The use of hessian for a tacked rolled edge is another subject within this category.
The stuffing found in top quality traditional upholstery is curled horse hair. Lesser quality is Algerian grass and Alva, a seaweed from the shores of southern Russia, the Baltic and other places. Some stuffing's may include cotton and woolen flocks but they can be lumpy and therefore make it harder to achieve a smooth finish. The course filling used in Alison's work is a polished fibre made from the husk of the coconut. It has been washed and made fire retardant. It has been dyed black with carbon and really resembles animal hair but is much more affordable than real horse hair. Alison will tell you how to restore real horse hair if you find it in your chair or in a mattress.

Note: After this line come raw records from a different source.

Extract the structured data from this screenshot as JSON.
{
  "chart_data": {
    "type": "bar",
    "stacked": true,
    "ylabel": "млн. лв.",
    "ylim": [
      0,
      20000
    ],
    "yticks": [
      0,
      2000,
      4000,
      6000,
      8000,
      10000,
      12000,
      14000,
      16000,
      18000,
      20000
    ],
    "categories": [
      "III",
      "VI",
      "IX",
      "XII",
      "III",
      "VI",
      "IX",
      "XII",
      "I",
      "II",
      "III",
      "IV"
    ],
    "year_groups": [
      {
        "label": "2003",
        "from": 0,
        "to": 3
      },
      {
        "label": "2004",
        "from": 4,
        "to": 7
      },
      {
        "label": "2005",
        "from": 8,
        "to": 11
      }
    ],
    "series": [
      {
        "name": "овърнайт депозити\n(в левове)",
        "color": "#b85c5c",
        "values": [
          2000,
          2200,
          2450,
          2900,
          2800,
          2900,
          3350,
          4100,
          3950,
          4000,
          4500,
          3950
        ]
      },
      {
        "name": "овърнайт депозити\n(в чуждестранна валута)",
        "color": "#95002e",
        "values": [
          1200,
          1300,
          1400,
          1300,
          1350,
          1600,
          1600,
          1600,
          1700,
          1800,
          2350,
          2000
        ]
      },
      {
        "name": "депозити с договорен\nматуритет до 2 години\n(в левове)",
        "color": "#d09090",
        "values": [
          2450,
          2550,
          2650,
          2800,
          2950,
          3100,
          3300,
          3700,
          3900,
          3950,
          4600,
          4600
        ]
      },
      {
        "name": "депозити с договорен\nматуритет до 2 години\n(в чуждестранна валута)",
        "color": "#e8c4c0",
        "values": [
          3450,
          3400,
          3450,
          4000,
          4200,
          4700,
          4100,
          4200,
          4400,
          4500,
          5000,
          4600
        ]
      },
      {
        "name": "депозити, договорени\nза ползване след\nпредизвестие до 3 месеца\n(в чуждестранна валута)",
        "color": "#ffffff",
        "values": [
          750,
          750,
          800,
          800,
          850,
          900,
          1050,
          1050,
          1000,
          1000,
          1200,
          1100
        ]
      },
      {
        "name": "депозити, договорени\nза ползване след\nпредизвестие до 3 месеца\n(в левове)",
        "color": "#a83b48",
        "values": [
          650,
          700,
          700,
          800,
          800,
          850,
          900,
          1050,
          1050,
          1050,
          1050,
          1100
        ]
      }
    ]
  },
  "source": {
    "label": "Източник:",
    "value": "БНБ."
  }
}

You can't expect your stuffing to go according to plan unless you prepare for it properly and this set of videos show you how to hold it all in place.
Calico is a off white plain-woven textile made from unbleached cotton - often not fully processed. It is much stronger than, say curtain lining and well worth investing in for over your stuffing.
Rolled edges are made out of stuffing and are the sausage like shapes around the outside edges of the chair. They are so important to the form of your piece and they soften the top cover away from the edge of the rough frame so it doesn't wear out.
Without a shadow of a doubt rolled edges, for some learners, are the most technical processes to master. The object of the tutorials in this section is to treat the subject so simply, but so exhaustively, that anyone handy with tools can, from the instructions given here, successfully acquire the skills to make, or repair, a rolled edge that will last for decades.
Rolled edges are so important because they form the basis of our stuffing's and, even when covered with our top cover can still be seen and felt so there is no hiding place if they are wibbly wobbly, saggy or loose!
Whatever your level of expertise -- from beginner to more advanced improver -- this section will assist you in giving your project the professional finish it deserves!
The video tutorials here are concerned only with fitted top covers - loose cover making is a different trade, but you will find a comprehensive lesson on how to make a loose cover for a chair seat cushion on this website because that is what we commonly come across to complement our mainly fitted covers.
What type of fabric? How much fabric do I need? How do I deal with a pattern repeat? How do I prepare and cut out my precious top cover and fit it my project? All these questions and more are answered in this category.
This is the culmination of all your work and it's the part everyone sees so we have to get it right!
You will see each key stage demonstrated on a wide variety of shapes, sizes and styles of chair and a sofa. This will help you adapt the techniques to the unique requirements of your particular piece.
As we near the completion of our projects it's such fun to play around with different finishes to complement the final look. In upholstery we have braids and cords, either off the shelf, or handmade, to choose from. You will need access to a sewing machine to make your own single and double piping.
Indulge in this section to give you inspiration to give a totally bespoke finish.
Help is at hand in this section to assist you with the art of deep buttoning. It's really not as difficult as it looks and this step by step guide will help you start from scratch or use an original pad.
Loose covers require real precision!
A lot of chairs and sofas have a loose cushion either on the seat or back or both. They are much more substantial than a scatter cushion. This detailed demonstration by Alison's colleague Deborah Good shows how to construct a boxed, piped seat cushion with a concealed zip for easy removal.
You will also need a sewing machine.